At SC17, Hyperion Research announced that the UberCloud and the Stanford Living Heart Project have won the Hyperion Award for Innovation Excellence. The Stanford LHP project is simulating cardiac arrhythmia, which can be an undesirable and potentially lethal side effect of drugs. The electrical activity of the heart turns chaotic, decimating its pumping function, thus diminishing the circulation of blood through the body. Some kind of cardiac arrhythmias, if not treated with a defibrillator, will cause death within minutes.

The Living Heart Project team, led by researchers from the Living Matter Laboratory at Stanford University, is proud and humbled to be selected for this Innovation Excellence Award,” said Wolfgang Gentzsch from UberCloud, who managed this project. “And we are deeply grateful for all the support from Hewlett Packard Enterprise and Intel (the sponsors), Dassault Systemes SIMULIA (for Abaqus 2017), Advania (providing HPC Cloud resources), and the UberCloud tech team for containerizing Abaqus and integrating all software and hardware components into one seamless solution stack.”
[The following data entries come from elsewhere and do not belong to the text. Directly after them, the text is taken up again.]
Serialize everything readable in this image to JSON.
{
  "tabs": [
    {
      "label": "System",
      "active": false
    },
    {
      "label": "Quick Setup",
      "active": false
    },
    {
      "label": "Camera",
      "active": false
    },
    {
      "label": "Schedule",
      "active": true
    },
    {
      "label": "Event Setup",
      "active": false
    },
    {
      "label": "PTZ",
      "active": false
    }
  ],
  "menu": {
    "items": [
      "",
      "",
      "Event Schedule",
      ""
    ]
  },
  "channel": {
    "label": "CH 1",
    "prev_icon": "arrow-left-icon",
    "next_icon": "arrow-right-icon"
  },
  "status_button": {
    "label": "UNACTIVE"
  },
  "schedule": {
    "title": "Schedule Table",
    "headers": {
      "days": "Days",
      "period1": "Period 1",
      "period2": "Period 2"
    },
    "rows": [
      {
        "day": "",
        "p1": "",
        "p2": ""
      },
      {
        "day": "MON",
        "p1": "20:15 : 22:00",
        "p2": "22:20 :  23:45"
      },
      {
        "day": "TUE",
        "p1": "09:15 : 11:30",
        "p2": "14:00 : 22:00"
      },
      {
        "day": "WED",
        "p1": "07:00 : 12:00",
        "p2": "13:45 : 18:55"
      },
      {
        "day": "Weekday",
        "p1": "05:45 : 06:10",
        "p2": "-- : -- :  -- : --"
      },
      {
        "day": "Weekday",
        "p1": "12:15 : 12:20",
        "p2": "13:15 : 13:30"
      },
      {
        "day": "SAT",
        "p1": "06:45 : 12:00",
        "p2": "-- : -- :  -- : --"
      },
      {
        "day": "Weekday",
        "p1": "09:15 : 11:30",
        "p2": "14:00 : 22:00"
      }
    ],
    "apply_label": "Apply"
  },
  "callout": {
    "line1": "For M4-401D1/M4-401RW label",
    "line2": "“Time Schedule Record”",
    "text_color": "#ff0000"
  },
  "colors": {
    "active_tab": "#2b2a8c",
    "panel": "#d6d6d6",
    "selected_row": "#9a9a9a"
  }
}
Before a new drug reaches the market, pharmaceutical companies need to check for the risk of inducing arrhythmias. Currently, this process takes years and involves costly animal and human studies. In this project, the Living Matter Laboratory of Stanford University developed a new software tool enabling drug developers to quickly assess the viability of a new compound, allowing better and safer drugs to reach the market improve patients’ lives.

Evolution of the electrical activity for the baseline case (no drug) and after the application of the drug Quinidine. The electrical propagation turns chaotic after the drug is applied, showing the high risk of Quinidine to produce arrhythmias.

A computational model able to access the response of new drug compounds rapidly and inexpensively is of great interest to pharmaceutical companies, doctors, and patients. Such a tool will increase the number of  drugs that reach the market while decreasing cost and time to develop them. Hundreds of thousands of patient will be helped. However, the creation of a suitable model requires taking a multiscale approach that is computationally expensive: the electrical activity of cells is modeled in high detail and resolved simultaneously in the entire heart. Due to the fast dynamics that occur in this problem, the spatial and temporal resolutions are highly demanding.